Jamaica imports over $2 billion in mutton which is used as a substitute for goat meat in curry dishes.

Crawford says he hopes to become a major player in that market.

“If we look at 612,000 households in Jamaica, at least 50 per cent will do what we call a 'Sunday meat' — oxtail once a week or curry goat once a week. So we assume five pounds per household for 300,000 households every week. And we not counting restaurants, just households. Sunday consumption and holiday consumption,” he said as he outlined the scale of the market he is going after.

“What we want to do is become food-sufficient. We are aiming at 1,000 mother goats that would give us approximately 4,000 kids a year to go into the market averaging about 50 pounds after they have been slaughtered. That is what we are looking to achieving,” he added. He also said in the same way that a Jamaican variety of cattle was developed, such as the Jamaica Red Poll, he was now trying to develop a Jamaican goat by interbreeding. Crafton Holdings is also looking to add fish ponds at the St Mary site.

“We are in the first phase of building our fish ponds, be it tilapia or otherwise, but freshwater fish. We are now finishing our first one-acre pond. It has been said that in six months you can make $800,000 profit. That's what the Ministry of Agriculture has been informing us,” he noted.

Onions and other cash crops are also being contemplated on the sprawling St Mary farm. But developing products is not his only aim. Crawford says he also wants to establish his company as a household brand that will be among the established brands in Jamaica.

“You can easily transfer your brand to your child, the value of the brand that you develop, than you can transfer your physical effort. So the long-term aspects of Crafton Holdings, we want our brand to be established like a GraceKennedy brand or a Best Dressed brand, so that our children then can manage the business more than being on the farm itself.”

“I'm hoping to be an example to the young people that farming can be sexy, it can be exciting and it can be profitable. A lot of the faces of farming is our grandfather with a cutlass... but we are investing in technology to improve yield,” he explained.

He said though the tourism sector is recovering, his company is yet to reach pre-pandemic levels of liquid egg sales. “We haven't been able to take advantage as yet, because it takes 21 weeks for a bird to start laying eggs, so at the time the revival of the tourism sector came about, no birds were available. But we are excited because the calls are coming in and the requests are once again coming in, so we are now preparing to move forward,” Crawford said.

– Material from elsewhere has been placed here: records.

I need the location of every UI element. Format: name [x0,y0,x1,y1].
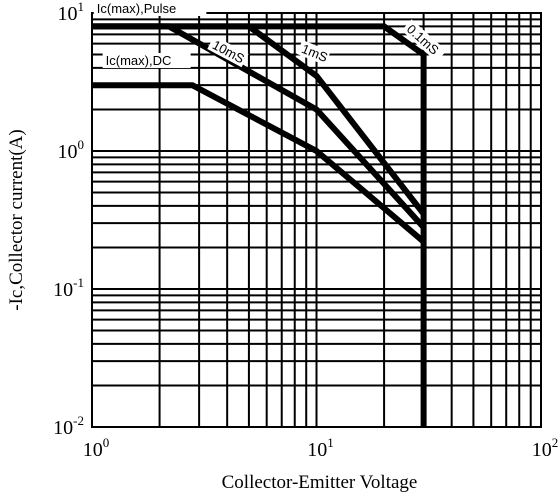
x-tick-label: 102 [532,435,559,461]
x-tick-label: 101 [307,435,334,461]
curve-label-background [401,19,447,62]
y-tick-label: 10-2 [53,413,84,439]
x-axis-label: Collector-Emitter Voltage [222,472,418,493]
plot-frame [91,12,542,428]
tick-labels: 100 101 102 101 100 10-1 10-2 [53,0,558,461]
curve-label-background [207,35,249,68]
curve-label-background [102,52,191,68]
curves [92,23,427,427]
y-tick-label: 100 [58,137,85,163]
curve-label-background [93,1,207,16]
curve-label-text: 1mS [300,41,331,65]
curve-label-text: Ic(max),Pulse [97,1,176,16]
y-tick-label: 10-1 [53,275,84,301]
curve-label-background [296,39,331,66]
curve-dc [92,82,426,244]
curve-label: Ic(max),Pulse [93,1,207,16]
y-axis-label: -Ic,Collector current(A) [6,129,27,310]
y-tick-label: 101 [58,0,85,25]
x-tick-label: 100 [83,435,110,461]
curve-10ms [92,23,426,230]
curve-label: Ic(max),DC [102,52,191,68]
curve-label-text: Ic(max),DC [106,53,172,68]
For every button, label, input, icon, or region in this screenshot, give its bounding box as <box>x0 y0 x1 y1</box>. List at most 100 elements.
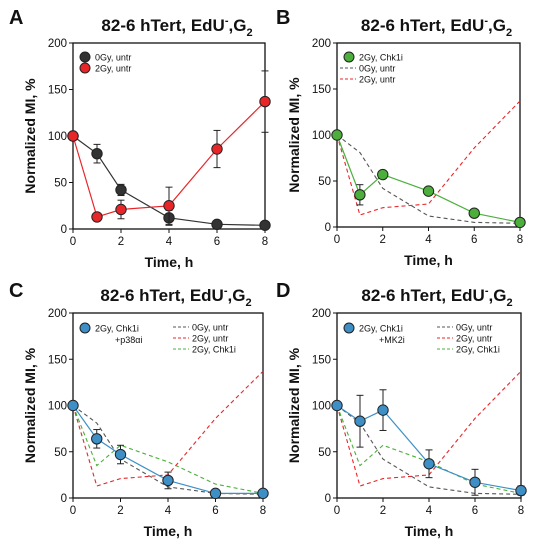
y-tick-label: 150 <box>48 85 67 97</box>
x-tick-label: 6 <box>214 236 220 248</box>
title-subscript: 2 <box>506 297 512 309</box>
data-point <box>91 211 103 223</box>
legend-marker <box>343 51 355 63</box>
x-tick-label: 4 <box>165 505 172 517</box>
title-subscript: 2 <box>245 297 251 309</box>
x-tick-label: 6 <box>471 234 477 246</box>
x-tick-label: 2 <box>117 505 123 517</box>
x-tick-label: 8 <box>262 236 268 248</box>
y-tick-label: 50 <box>318 447 331 459</box>
x-tick-label: 6 <box>212 505 218 517</box>
y-tick-label: 200 <box>312 308 331 320</box>
y-tick-label: 0 <box>61 224 67 236</box>
title-superscript: - <box>224 285 228 297</box>
data-point <box>468 207 480 219</box>
chart-title: 82-6 hTert, EdU-,G2 <box>361 285 512 309</box>
series-line <box>72 405 264 494</box>
y-tick-label: 0 <box>325 493 331 505</box>
x-tick-label: 4 <box>426 505 433 517</box>
y-tick-label: 0 <box>61 493 67 505</box>
series-0 <box>67 399 269 500</box>
title-continuation: ,G <box>488 16 506 35</box>
legend-label: 2Gy, Chk1i <box>359 324 403 334</box>
series-line <box>336 405 522 494</box>
series-line <box>72 101 266 218</box>
x-axis-label: Time, h <box>405 523 454 539</box>
data-point <box>259 95 271 108</box>
legend-marker <box>79 322 91 334</box>
series-line <box>72 405 263 494</box>
x-tick-label: 4 <box>166 236 173 248</box>
legend-label: 2Gy, untr <box>95 64 131 74</box>
title-subscript: 2 <box>246 27 252 39</box>
panel-c: C 82-6 hTert, EdU-,G20 2 4 6 8050100150200Tim… <box>9 280 269 539</box>
legend-label: 0Gy, untr <box>359 64 395 74</box>
x-axis-label: Time, h <box>404 252 453 268</box>
title-continuation: ,G <box>229 16 247 35</box>
legend-label: 2Gy, Chk1i <box>359 53 403 63</box>
series-3 <box>72 405 264 494</box>
panel-letter: D <box>276 280 290 302</box>
series-0 <box>331 389 527 497</box>
y-tick-label: 200 <box>48 308 67 320</box>
data-point <box>331 129 343 141</box>
title-superscript: - <box>484 15 488 27</box>
x-tick-label: 8 <box>260 505 266 517</box>
legend-label: 0Gy, untr <box>456 323 492 333</box>
y-tick-label: 150 <box>312 84 331 96</box>
panel-a: A 82-6 hTert, EdU-,G20 2 4 6 8050100150200Tim… <box>9 7 271 270</box>
x-tick-label: 6 <box>472 505 478 517</box>
legend-label: 2Gy, untr <box>359 75 395 85</box>
data-point <box>515 484 527 497</box>
legend-label: +MK2i <box>379 335 405 345</box>
series-1 <box>336 134 521 224</box>
legend-label: 2Gy, Chk1i <box>95 324 139 334</box>
title-superscript: - <box>225 15 229 27</box>
data-point <box>91 433 103 445</box>
series-2 <box>72 370 264 487</box>
y-tick-label: 50 <box>54 178 67 190</box>
series-line <box>72 370 264 487</box>
title-main: 82-6 hTert, EdU <box>361 286 484 305</box>
x-tick-label: 2 <box>380 234 386 246</box>
title-main: 82-6 hTert, EdU <box>101 16 224 35</box>
data-point <box>67 130 79 142</box>
x-axis-label: Time, h <box>145 254 194 270</box>
title-superscript: - <box>485 285 489 297</box>
title-main: 82-6 hTert, EdU <box>100 286 223 305</box>
data-point <box>91 147 103 160</box>
series-line <box>336 134 521 224</box>
legend-marker <box>343 322 355 334</box>
y-tick-label: 150 <box>48 354 67 366</box>
x-tick-label: 2 <box>118 236 124 248</box>
data-point <box>114 448 127 461</box>
data-point <box>115 203 127 216</box>
x-tick-label: 8 <box>518 505 524 517</box>
y-tick-label: 50 <box>54 447 67 459</box>
panel-d: D 82-6 hTert, EdU-,G20 2 4 6 8050100150200Tim… <box>276 280 527 539</box>
x-tick-label: 4 <box>425 234 432 246</box>
y-axis-label: Normalized MI, % <box>22 347 38 463</box>
y-tick-label: 0 <box>325 222 331 234</box>
x-tick-label: 0 <box>70 236 76 248</box>
legend-label: 0Gy, untr <box>192 323 228 333</box>
data-point <box>162 474 174 487</box>
data-point <box>354 415 366 427</box>
legend-marker <box>79 62 91 74</box>
x-tick-label: 0 <box>334 234 340 246</box>
legend-label: 2Gy, Chk1i <box>192 345 236 355</box>
panel-letter: B <box>276 7 290 29</box>
legend-marker <box>79 51 91 63</box>
data-point <box>377 168 389 181</box>
data-point <box>67 399 79 412</box>
y-tick-label: 150 <box>312 354 331 366</box>
x-axis-label: Time, h <box>144 523 193 539</box>
y-tick-label: 200 <box>312 38 331 50</box>
y-tick-label: 100 <box>48 401 67 413</box>
y-axis-label: Normalized MI, % <box>286 347 302 463</box>
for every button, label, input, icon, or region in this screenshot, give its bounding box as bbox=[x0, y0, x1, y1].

Crawford also said he is grateful to the Development Bank of Jamaica and the Rural Agricultural Development Authority for the help received in building out the farm in the form of loans and technical support.

As for politics: “I'm still a senator and still a member of the People's National Party. But you have to ensure you can afford politics, and that's what I am doing. Politics is a rich man's sport... and I am trying to put myself in a position that if I am still interested, then I can afford it,” he said.